News

NSA Tracks Millions of Cell Phones

by Katie Zavadski

New revelations from documents leaked by former National Security Agency contractor Edward Snowden show that the U.S. government track over five billion cell phones abroad daily, including some of those of U.S. citizens. Intelligence officials confirmed the gathering of this information to the Washington Post, and the information may allow them to map interpersonal relationships to an unprecedented extent. Good thing we warned you about it in yesterday's privacy post.

The program isn't set up to collect location data on American phones, but it still happens incidentally. (In this case, "incidentally" means as a "foreseeable but not deliberate result.") And, the NSA gets millions of records of Americans who travel abroad each year.

All this information is obtained when the NSA taps into global mobile networks.
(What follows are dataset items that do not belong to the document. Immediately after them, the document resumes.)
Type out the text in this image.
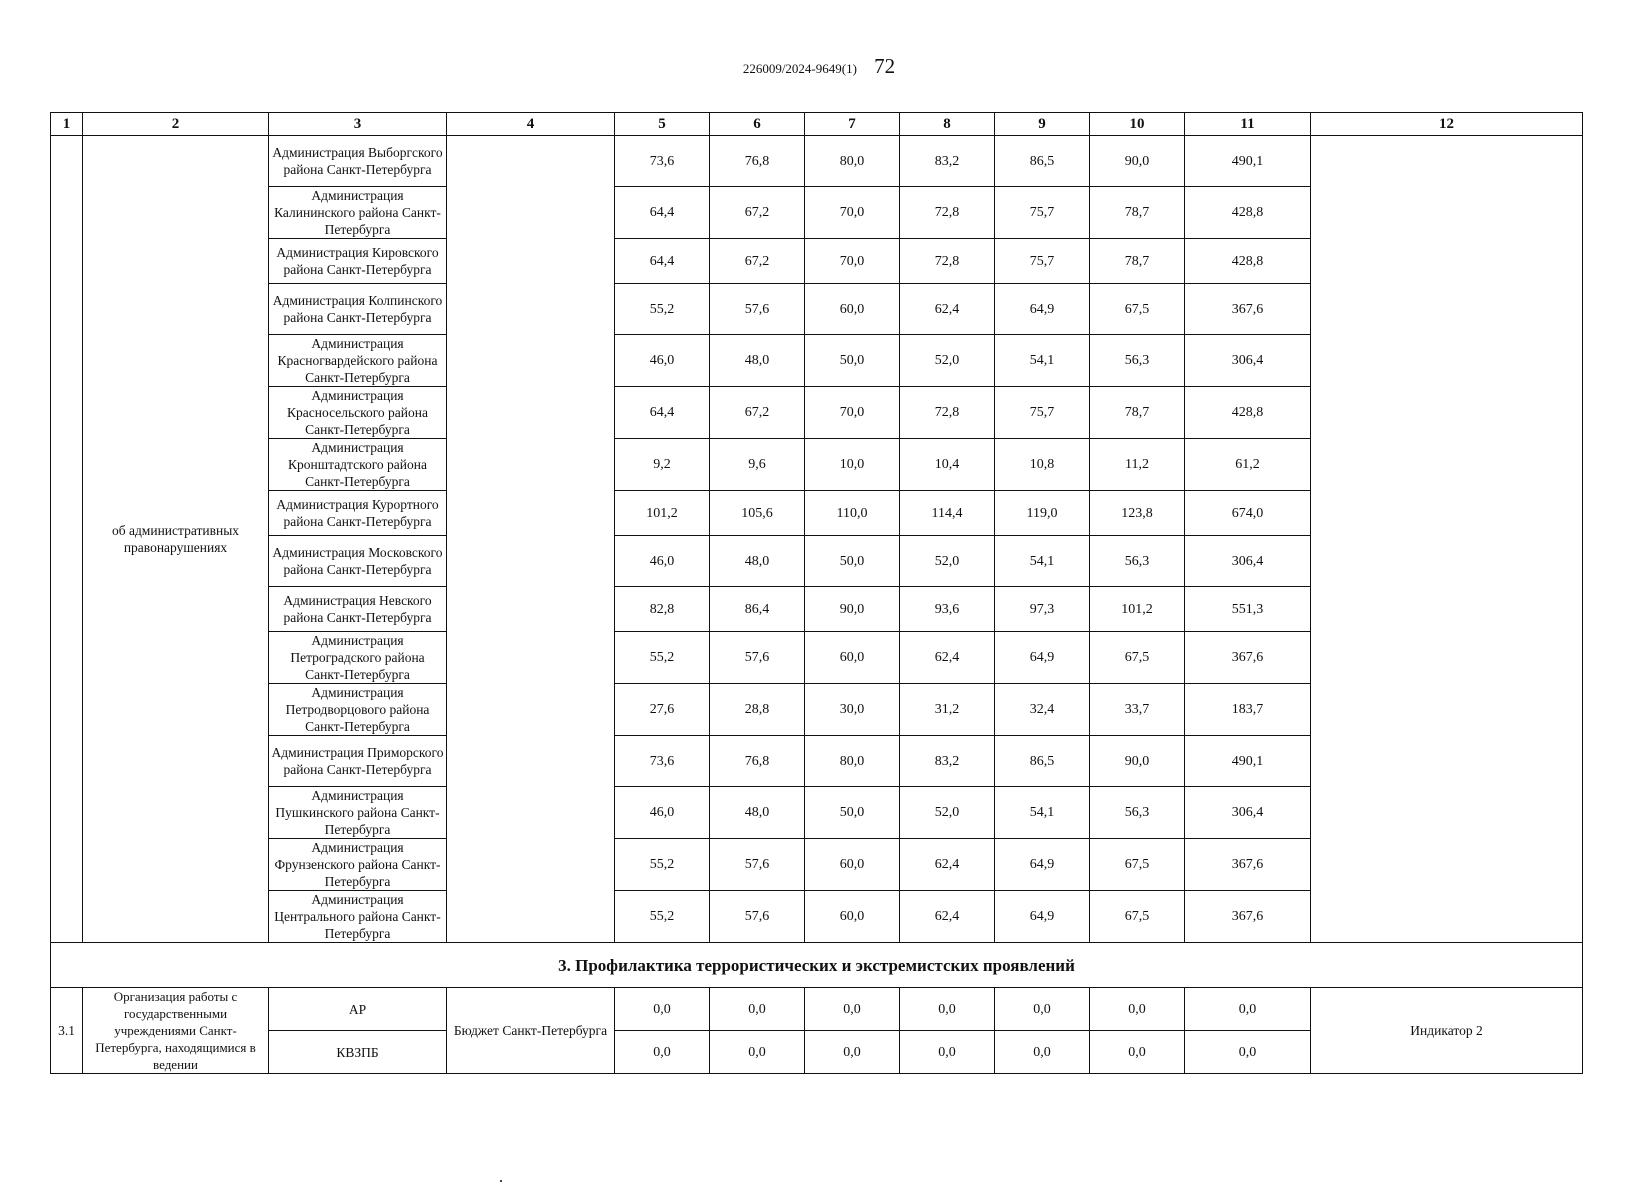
226009/2024-9649(1) 72
1	2	3	4	5	6	7	8	9	10	11	12
	об административных правонарушениях	Администрация Выборгского района Санкт-Петербурга		73,6	76,8	80,0	83,2	86,5	90,0	490,1	
		Администрация Калининского района Санкт-Петербурга		64,4	67,2	70,0	72,8	75,7	78,7	428,8	
		Администрация Кировского района Санкт-Петербурга		64,4	67,2	70,0	72,8	75,7	78,7	428,8	
		Администрация Колпинского района Санкт-Петербурга		55,2	57,6	60,0	62,4	64,9	67,5	367,6	
		Администрация Красногвардейского района Санкт-Петербурга		46,0	48,0	50,0	52,0	54,1	56,3	306,4	
		Администрация Красносельского района Санкт-Петербурга		64,4	67,2	70,0	72,8	75,7	78,7	428,8	
		Администрация Кронштадтского района Санкт-Петербурга		9,2	9,6	10,0	10,4	10,8	11,2	61,2	
		Администрация Курортного района Санкт-Петербурга		101,2	105,6	110,0	114,4	119,0	123,8	674,0	
		Администрация Московского района Санкт-Петербурга		46,0	48,0	50,0	52,0	54,1	56,3	306,4	
		Администрация Невского района Санкт-Петербурга		82,8	86,4	90,0	93,6	97,3	101,2	551,3	
		Администрация Петроградского района Санкт-Петербурга		55,2	57,6	60,0	62,4	64,9	67,5	367,6	
		Администрация Петродворцового района Санкт-Петербурга		27,6	28,8	30,0	31,2	32,4	33,7	183,7	
		Администрация Приморского района Санкт-Петербурга		73,6	76,8	80,0	83,2	86,5	90,0	490,1	
		Администрация Пушкинского района Санкт-Петербурга		46,0	48,0	50,0	52,0	54,1	56,3	306,4	
		Администрация Фрунзенского района Санкт-Петербурга		55,2	57,6	60,0	62,4	64,9	67,5	367,6	
		Администрация Центрального района Санкт-Петербурга		55,2	57,6	60,0	62,4	64,9	67,5	367,6	
3. Профилактика террористических и экстремистских проявлений											
3.1	Организация работы с государственными учреждениями Санкт-Петербурга, находящимися в ведении	АР	Бюджет Санкт-Петербурга	0,0	0,0	0,0	0,0	0,0	0,0	0,0	Индикатор 2
		КВЗПБ		0,0	0,0	0,0	0,0	0,0	0,0	0,0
The amount of information gathered through this program may make it the largest of the NSA's surveillance programs, since — in addition to the sheer scope of information gathered — it allows analysts to retrace the movements of individual cell phones. Collecting the information in bulk, it says, also allows it to zero in on possible associates of surveillance targets.

Location data allows analysts to determine where an individual works and sleeps, and what his or her favorite lunch spots are. Cell phones emit this data even when they're not being used for communications purposes. "One of the key components of location data, and why it’s so sensitive, is that the laws of physics don’t let you keep it private," said Chris Soghoian of the American Civil Liberties Union.
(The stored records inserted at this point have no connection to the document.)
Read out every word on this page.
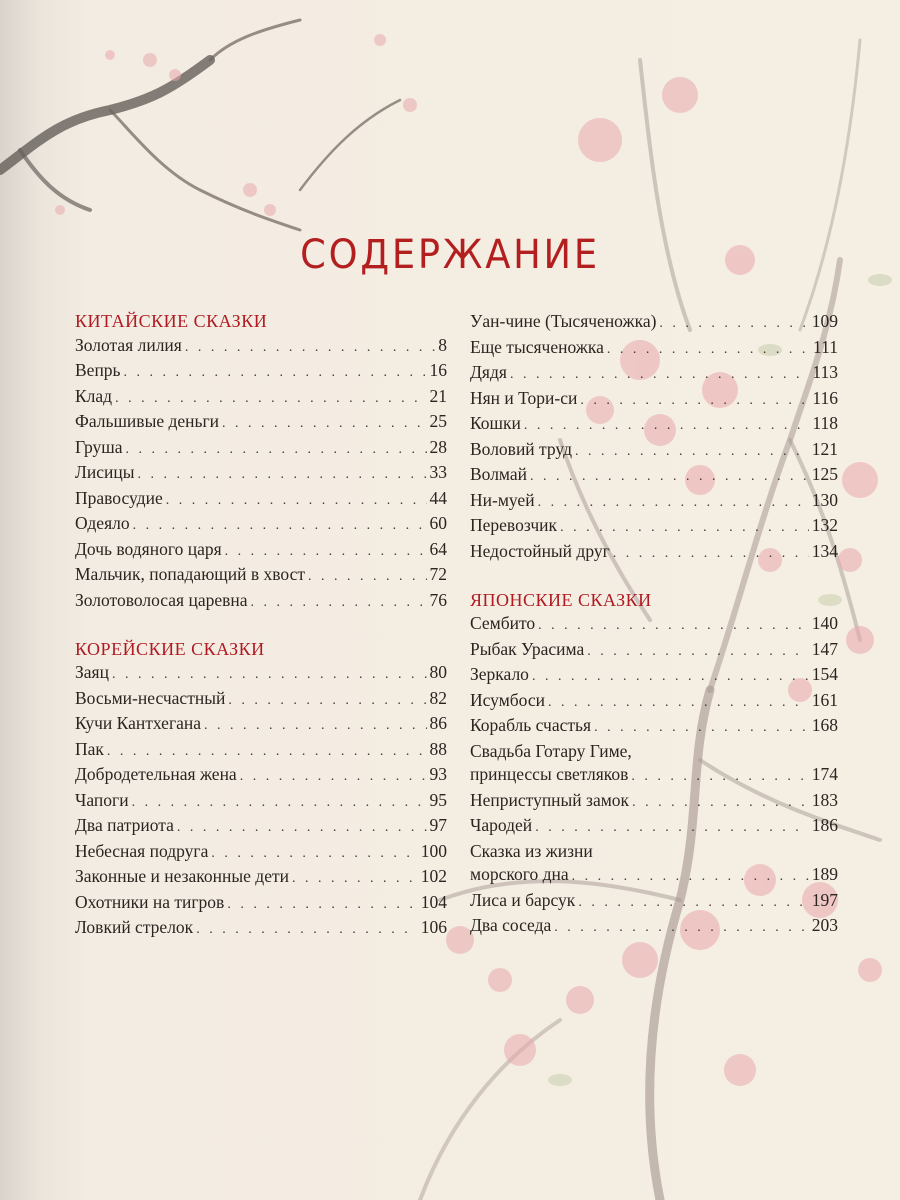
СОДЕРЖАНИЕ
КИТАЙСКИЕ СКАЗКИ
Золотая лилия . . .	8
Вепрь . . .	16
Клад . . .	21
Фальшивые деньги . . .	25
Груша . . .	28
Лисицы . . .	33
Правосудие . . .	44
Одеяло . . .	60
Дочь водяного царя . . .	64
Мальчик, попадающий в хвост . . .	72
Золотоволосая царевна . . .	76
КОРЕЙСКИЕ СКАЗКИ
Заяц . . .	80
Восьми-несчастный . . .	82
Кучи Кантхегана . . .	86
Пак . . .	88
Добродетельная жена . . .	93
Чапоги . . .	95
Два патриота . . .	97
Небесная подруга . . .	100
Законные и незаконные дети . . .	102
Охотники на тигров . . .	104
Ловкий стрелок . . .	106
Уан-чине (Тысяченожка) . . .	109
Еще тысяченожка . . .	111
Дядя . . .	113
Нян и Тори-си . . .	116
Кошки . . .	118
Воловий труд . . .	121
Волмай . . .	125
Ни-муей . . .	130
Перевозчик . . .	132
Недостойный друг . . .	134
ЯПОНСКИЕ СКАЗКИ
Сембито . . .	140
Рыбак Урасима . . .	147
Зеркало . . .	154
Исумбоси . . .	161
Корабль счастья . . .	168
Свадьба Готару Гиме,
принцессы светляков . . .	174
Неприступный замок . . .	183
Чародей . . .	186
Сказка из жизни
морского дна . . .	189
Лиса и барсук . . .	197
Два соседа . . .	203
Some estimates say the NSA has over 27 terabytes in tracking data, which is roughly double the print content of the Library of Congress. This again gets at the core question surrounding the NSA's vast surveillance programs: whether the government can collect sensitive private data on millions (or billions) of harmless individuals to zero in on a few legitimate threats.

"The government should be targeting its surveillance at those suspected of wrongdoing, not assembling massive associational databases that by their very nature record the movements of a huge number of innocent people," said ACLU staff attorney Catherine Crump.